The commentary and articles summarize the potential of (non)peptide-mimetics/defensin-mimetics, particularly as novel oral therapeutics, considering the central role defensins play in innate immunity and the host defense response.
· “Presently, only a few peptides are used as therapeutics in their natural form, most notably insulin and erythropoietin, while others are in clinical trials, for example, nasal oxytocin as treatment for autism spectrum disorders [Parker et al., 2017]. However, similarly to all peptides, peptide hormones are not suitable for oral administration, being rapidly degraded by the gastrointestinal system, which necessitates their administration by intramuscular injection, or as nasal sprays, for therapeutic use, limiting their utility as therapeutics [Varamini and Toth, 2016]. Peptide mimetics, non-peptide compounds that mimic or modulate the action of natural peptides, have the potential to circumvent this barrier and be suitable for oral administration.”
· “Given the central role of peptides in endocrinology and intercellular interactions, including between host and pathogens, an untapped potential exists for the development of novel peptide mimetic drugs.”

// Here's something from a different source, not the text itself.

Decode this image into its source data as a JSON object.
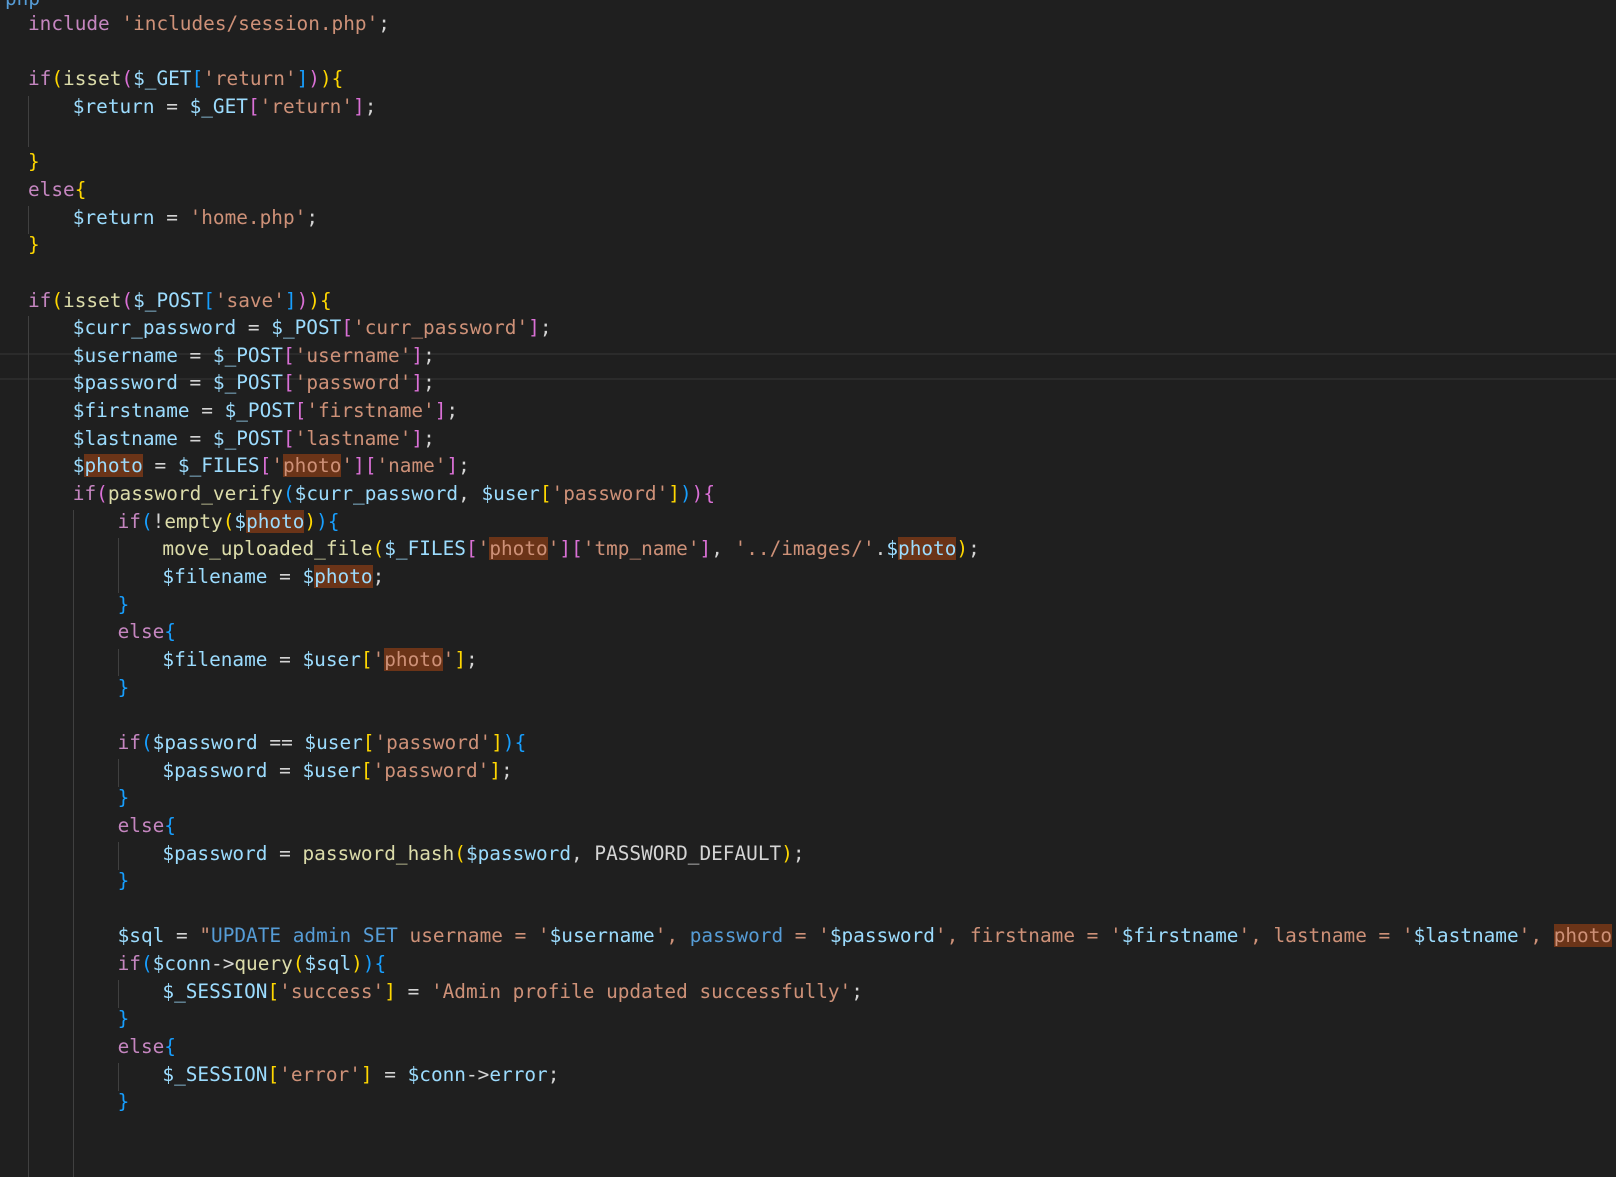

· “The author's personal view is that, as a fast-forward optimistic projection, peptide mimetics could become among the best therapeutics for future generations.”
Brilacidin is Innovation’s lead defensin-mimetic drug candidate that has been evaluated in Phase 2 trials in: Acute Bacterial Skin and Skin Structure Infections (ABSSSI); Ulcerative Proctitis/Proctosigmoiditis (UP/S), a type of Inflammatory Bowel Disease (IBD); and Oral Mucositis, a common and severe side-effect of chemoradiation associated with head and neck cancer. By leveraging data obtained from these clinical trials, and by advancing oral and topical formulations, future Brilacidin trials are planned in Crohn’s Disease, as well as dermatological conditions — Atopic Dermatitis, Hidradenitis Suppurativa and Acne.
Brilacidin, as an arylamide foldamer and unlike peptidic-based small molecules (e.g., Pexiganan), is not subject to the traditional shortcomings of peptide-based compounds, including rapid proteolytic degradation that makes them ill-suited for oral delivery. Instead, by using sophisticated coarse-grain computer modeling that mimicked the actions of natural defensins (e.g., electrostatics, lipophicility), Brilacidin was designed to be smaller (one-tenth the size) and then fine-tuned to exhibit enhanced pharmacological properties—more easily and much less expensively synthesized; more stable (a rigid backbone); more potent (by a 100-fold); and more selective (by a 1000-fold).
This biocomputational aspect of Brilacidin’s development has resulted in a drug candidate better tailored for its intended uses.